GENEVA, Switzerland — Mu Sochua, one of the more impressive speakers at “Courage to Lead,” a recent gathering here of more than 40 women involved in human rights, is not a woman to be taken lightly.
After spending the last 20 years fighting for women's rights and against both human trafficking and general corruption in Cambodia, the deputy in Cambodia's leading opposition party has embroiled herself in a head-on clash with the country's perennial Prime Minister Hun Sen. The spat now seems likely to land her in jail.
At a superficial glance, the furor seems slightly silly. It began last spring when local tensions began to mount after Cambodian army soldiers burned several villages in an apparent land grab.
The army was not exactly popular in Mu Sochua's district, which includes Kampot, about two hours drive south of Phnom Penh. When Mu Sochua protested against a Cambodian army officer using official government vehicles during a political campaign, a scuffle ensued and Mu Sochua's blouse was accidentally ripped open. Hun Sen mentioned the incident in a speech, casually dismissing Mu Sochua as a hustler, who liked to expose herself and had a tendency to grab at men.
Mu Sochua has also accused the prime minister of calling her "cheung klang," which means "strong legs," in Khmer and is considered an insult.
If Hun Sen expected Mu Sochua to roll over, he was wrong. Mu Sochua promptly sued him for defamation in a Phnom Penh municipal court, demanding 500 Cambodian rials, or roughly 12 cents in damages along with an apology. Instead of apologizing, Hun Sen, who likes to go by the rather ungainly honorific “Samdach Akkak Moha Sena Padey Dekjo” promptly countersued.
Not surprisingly Mu Sochua's case was thrown out of court, while Hun Sen's stuck. Repeating his earlier slurs, Hun Sen went on to challenge Mu Sochua to take her case to international courts if she wanted, and to see how far that was likely to get her. Mu Sochua's parliamentary immunity was stripped away. An appeals court confirmed a lower court's verdict against her for libel, and the case is now headed for the Cambodia's Supreme Court, which Mu Sochua also expects to rule in favor of the “Samdach.” The penalty for losing the suit is a fine of roughly $4,100, but Mu Sochua refuses to pay it, and insists that she will go to jail for six months instead.
It may all seem like much ado about not very much, but Mu Sochua insists that there is a lot more at stake. Hun Sen, who was propelled into his current position after Vietnam ousted Pol Pot and the Khmer Rouge in 1979, has held onto power ever since by making sure that his party hand picks Cambodia's 13,000 village chiefs.
“This nation has to be built on the rule of law and not just one man,” says Mu Sochua. “These people are afraid of democracy.
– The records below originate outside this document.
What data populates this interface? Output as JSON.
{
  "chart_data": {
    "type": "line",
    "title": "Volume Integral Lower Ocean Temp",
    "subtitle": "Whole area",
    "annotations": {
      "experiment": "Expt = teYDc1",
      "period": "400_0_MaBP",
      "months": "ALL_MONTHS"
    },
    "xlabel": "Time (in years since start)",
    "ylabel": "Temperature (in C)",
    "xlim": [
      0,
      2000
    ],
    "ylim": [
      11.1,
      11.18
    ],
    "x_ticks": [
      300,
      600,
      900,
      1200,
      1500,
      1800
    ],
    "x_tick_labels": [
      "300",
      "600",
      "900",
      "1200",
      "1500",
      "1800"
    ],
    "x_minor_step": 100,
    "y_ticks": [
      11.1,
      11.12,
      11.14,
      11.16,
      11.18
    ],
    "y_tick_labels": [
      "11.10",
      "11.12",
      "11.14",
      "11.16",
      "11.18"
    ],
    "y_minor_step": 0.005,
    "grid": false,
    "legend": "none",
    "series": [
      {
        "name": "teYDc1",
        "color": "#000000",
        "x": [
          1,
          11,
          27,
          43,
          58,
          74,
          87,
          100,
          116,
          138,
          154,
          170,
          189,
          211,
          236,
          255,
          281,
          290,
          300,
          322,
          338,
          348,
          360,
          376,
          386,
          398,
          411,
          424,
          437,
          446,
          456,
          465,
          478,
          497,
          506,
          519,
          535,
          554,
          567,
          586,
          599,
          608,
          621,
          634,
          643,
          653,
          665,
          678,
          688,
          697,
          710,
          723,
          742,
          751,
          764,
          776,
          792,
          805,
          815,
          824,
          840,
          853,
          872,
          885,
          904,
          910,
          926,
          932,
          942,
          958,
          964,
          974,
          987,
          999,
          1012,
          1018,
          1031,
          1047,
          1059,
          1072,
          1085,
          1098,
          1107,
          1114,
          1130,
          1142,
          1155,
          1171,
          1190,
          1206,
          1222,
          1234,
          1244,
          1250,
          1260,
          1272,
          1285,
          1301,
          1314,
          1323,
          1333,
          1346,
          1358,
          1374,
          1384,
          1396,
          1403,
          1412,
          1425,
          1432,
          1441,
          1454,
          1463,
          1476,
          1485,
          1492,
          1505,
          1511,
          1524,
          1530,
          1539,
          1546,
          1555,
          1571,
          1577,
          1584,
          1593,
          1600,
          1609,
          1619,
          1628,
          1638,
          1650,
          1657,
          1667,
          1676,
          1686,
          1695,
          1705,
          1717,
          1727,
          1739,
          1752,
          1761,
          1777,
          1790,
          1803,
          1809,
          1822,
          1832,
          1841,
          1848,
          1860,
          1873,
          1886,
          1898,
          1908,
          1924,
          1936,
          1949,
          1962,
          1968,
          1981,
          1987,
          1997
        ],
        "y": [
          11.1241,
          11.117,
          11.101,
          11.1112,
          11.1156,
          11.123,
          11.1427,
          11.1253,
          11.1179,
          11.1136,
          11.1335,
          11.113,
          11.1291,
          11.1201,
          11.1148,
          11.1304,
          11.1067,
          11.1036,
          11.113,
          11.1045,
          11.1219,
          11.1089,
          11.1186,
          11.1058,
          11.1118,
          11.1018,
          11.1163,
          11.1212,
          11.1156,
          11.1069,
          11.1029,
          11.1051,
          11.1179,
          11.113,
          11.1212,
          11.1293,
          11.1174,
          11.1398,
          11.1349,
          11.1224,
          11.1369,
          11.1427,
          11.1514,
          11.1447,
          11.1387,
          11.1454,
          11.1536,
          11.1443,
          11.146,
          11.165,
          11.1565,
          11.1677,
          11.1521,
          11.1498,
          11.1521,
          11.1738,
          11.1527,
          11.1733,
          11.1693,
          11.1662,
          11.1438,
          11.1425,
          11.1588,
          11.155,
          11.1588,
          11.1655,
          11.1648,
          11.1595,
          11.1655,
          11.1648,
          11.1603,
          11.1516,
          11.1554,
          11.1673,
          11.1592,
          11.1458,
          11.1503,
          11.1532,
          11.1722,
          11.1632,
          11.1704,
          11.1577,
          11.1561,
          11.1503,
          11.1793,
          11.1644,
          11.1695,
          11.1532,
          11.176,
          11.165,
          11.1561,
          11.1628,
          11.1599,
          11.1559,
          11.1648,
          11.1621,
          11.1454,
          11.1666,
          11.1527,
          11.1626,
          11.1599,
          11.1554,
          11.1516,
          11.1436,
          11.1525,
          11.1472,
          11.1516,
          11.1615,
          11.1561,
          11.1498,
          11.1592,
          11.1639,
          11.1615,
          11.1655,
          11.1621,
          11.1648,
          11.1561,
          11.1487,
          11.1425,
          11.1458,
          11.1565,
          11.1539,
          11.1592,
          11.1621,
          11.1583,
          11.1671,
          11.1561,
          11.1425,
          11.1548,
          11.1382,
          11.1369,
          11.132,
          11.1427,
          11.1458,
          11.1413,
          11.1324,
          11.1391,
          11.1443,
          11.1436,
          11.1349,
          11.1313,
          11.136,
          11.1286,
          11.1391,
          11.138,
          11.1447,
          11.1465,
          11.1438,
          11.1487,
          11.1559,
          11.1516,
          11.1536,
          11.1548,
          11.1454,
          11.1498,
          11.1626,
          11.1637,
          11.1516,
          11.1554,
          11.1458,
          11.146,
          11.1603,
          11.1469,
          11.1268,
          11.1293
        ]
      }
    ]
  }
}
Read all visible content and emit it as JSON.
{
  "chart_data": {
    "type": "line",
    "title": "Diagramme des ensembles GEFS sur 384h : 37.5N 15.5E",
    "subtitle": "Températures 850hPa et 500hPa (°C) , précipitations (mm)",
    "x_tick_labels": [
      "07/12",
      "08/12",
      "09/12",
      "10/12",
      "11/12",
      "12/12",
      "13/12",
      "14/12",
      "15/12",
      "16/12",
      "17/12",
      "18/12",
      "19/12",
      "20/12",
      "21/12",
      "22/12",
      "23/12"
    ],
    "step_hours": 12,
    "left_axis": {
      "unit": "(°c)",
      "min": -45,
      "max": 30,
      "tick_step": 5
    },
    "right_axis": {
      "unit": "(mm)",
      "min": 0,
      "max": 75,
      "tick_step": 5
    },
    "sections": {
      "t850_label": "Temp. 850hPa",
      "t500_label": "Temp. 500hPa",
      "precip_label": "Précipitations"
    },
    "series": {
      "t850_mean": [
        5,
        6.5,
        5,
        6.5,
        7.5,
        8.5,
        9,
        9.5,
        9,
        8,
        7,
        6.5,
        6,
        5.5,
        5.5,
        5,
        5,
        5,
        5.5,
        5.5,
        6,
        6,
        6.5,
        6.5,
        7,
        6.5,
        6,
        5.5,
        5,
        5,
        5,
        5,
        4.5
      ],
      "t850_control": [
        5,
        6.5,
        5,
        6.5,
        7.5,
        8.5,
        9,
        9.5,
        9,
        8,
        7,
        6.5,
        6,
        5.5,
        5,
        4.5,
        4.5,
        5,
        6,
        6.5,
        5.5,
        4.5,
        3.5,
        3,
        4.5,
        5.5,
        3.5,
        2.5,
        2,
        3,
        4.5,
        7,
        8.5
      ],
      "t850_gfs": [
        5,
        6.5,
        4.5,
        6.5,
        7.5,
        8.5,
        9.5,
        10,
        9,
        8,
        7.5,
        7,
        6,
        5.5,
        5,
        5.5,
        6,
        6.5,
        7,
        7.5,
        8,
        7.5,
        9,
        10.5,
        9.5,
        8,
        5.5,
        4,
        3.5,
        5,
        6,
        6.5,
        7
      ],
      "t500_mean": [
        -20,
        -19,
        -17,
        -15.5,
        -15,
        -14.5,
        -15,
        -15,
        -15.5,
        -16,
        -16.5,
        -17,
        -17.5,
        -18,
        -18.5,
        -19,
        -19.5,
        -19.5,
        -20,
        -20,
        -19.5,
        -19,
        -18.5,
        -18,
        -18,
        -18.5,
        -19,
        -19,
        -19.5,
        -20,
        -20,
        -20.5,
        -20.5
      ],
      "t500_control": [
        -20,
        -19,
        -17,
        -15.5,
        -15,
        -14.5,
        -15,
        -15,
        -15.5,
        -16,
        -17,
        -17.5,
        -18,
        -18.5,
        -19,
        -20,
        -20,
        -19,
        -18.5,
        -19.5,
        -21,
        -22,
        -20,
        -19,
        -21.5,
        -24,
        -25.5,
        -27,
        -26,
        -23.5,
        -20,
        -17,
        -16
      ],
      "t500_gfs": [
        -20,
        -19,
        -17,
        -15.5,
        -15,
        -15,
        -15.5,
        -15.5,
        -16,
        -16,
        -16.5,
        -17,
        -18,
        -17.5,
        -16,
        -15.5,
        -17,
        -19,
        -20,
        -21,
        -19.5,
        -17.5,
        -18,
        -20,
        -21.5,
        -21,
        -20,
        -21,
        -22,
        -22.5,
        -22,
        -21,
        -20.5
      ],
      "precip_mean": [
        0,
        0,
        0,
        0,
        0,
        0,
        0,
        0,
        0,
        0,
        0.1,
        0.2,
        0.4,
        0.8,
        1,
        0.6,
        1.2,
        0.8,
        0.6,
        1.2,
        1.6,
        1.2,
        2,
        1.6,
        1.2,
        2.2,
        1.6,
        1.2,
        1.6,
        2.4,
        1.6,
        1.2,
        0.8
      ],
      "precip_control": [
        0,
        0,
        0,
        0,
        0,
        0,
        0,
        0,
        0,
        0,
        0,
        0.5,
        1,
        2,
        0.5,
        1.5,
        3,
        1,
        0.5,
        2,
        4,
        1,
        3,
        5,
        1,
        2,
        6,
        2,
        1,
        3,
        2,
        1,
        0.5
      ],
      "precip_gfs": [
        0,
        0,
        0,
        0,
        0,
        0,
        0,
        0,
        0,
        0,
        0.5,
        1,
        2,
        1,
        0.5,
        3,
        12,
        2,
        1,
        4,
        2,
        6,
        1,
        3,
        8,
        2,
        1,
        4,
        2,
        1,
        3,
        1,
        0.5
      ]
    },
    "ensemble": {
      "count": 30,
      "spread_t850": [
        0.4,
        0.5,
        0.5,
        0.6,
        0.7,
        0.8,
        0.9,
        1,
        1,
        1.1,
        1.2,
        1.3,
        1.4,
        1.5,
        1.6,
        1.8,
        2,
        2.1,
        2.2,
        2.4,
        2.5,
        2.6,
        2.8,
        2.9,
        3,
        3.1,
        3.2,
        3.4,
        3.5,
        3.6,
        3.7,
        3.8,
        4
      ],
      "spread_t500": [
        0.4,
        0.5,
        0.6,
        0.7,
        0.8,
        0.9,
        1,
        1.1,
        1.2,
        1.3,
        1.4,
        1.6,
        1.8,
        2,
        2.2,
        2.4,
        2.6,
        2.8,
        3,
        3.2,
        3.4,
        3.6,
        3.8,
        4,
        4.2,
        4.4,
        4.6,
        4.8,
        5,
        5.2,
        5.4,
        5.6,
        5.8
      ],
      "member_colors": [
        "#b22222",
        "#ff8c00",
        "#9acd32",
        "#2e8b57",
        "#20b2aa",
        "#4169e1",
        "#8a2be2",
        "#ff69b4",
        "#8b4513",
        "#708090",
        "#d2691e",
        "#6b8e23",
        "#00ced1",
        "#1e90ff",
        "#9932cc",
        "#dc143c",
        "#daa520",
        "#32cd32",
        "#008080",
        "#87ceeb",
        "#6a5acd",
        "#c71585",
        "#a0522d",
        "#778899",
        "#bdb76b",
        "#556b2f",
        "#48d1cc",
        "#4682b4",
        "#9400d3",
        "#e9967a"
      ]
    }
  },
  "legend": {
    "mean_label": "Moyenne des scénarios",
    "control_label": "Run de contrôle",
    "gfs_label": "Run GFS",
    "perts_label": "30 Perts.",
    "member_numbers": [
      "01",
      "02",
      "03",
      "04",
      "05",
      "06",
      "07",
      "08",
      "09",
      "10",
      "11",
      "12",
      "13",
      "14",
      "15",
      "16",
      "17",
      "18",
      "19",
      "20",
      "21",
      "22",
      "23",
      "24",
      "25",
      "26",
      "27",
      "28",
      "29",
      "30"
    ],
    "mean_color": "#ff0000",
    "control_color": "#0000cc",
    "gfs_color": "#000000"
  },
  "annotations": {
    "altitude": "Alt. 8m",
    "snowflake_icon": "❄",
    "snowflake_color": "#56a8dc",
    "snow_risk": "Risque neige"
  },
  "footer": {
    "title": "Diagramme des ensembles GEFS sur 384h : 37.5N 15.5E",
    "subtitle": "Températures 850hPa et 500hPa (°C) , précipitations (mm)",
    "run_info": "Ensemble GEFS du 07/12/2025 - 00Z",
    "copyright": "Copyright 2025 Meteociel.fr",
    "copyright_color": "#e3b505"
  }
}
The way they maintain control is by not allowing the people to elect their village chiefs. The Cambodian people live in fear of the village chiefs. At the same time the country has opened itself up to a market economy, which brings in a lot of money that is not managed well, which is why there is so much corruption.”
Hun Sen, who at 57 shows no signs of planning an early retirement, has plenty of reason for wanting to take on Mu Sochua's party. In November 2009, he had Sam Rainsy, who leads the opposition, stripped of parliamentary immunity for the second time that year because Sam Rainsy had removed several posts marking the border with Vietnam. Rainsy contends that the Vietnamese, who were responsible for Hun Sen's rise to power in Cambodia, have been engaged in a land grab for themselves based on questionable treaty arrangements.
Mu Sochua insists that her spat focuses on Hun Sen's vulgar use of language and the corruption of Cambodia's legal system. “What is at stake,” she said, “is democracy. The space for democracy is narrowed by the power of the ruling party, and mainly by the power of Hun Sen, who has his hands in every institution, including the parliament and the courts. He didn't just insult me as a woman. He insulted the parliament as an institution. I am actually taking the justice system itself to court.”
The story gets a bit more complicated since Mu Sochua received a 2005 leadership award from the Vital Voices Global Partnership, a Washington, D.C.-based foundation.
“This is also a challenge for the international community,” Mu Sochua says. “They invest $1 billion a year in Cambodia, but they never fulfilled their responsibilities by making it a condition that the government fulfills its obligations towards human rights.” Hillary Clinton delivered a brief address via satellite at the end of the Geneva meeting, but it was not clear what her take as Secretary of State would be on Mu Sochua's case.
Even more potentially troublesome for Hun Sen is the fact that Mu Sochua, who earned a Bachelor of Arts in psychology at San Francisco State University and a masters in Social Work at the University of California, Berkely, is married to an American who runs a major project on decentralization for the United Nations in Cambodia. “My husband is completely separate from my political life,” she explains. Her three children now live abroad, but both her husband and children are emotionally supportive. “I told my family that I am going to jail. Please don't talk me out of it. It has come to that point, Mom is going to jail,” she says. “It gives me peace in heart.” Whether it gives Hun Sen or his supporters peace of mind is another matter.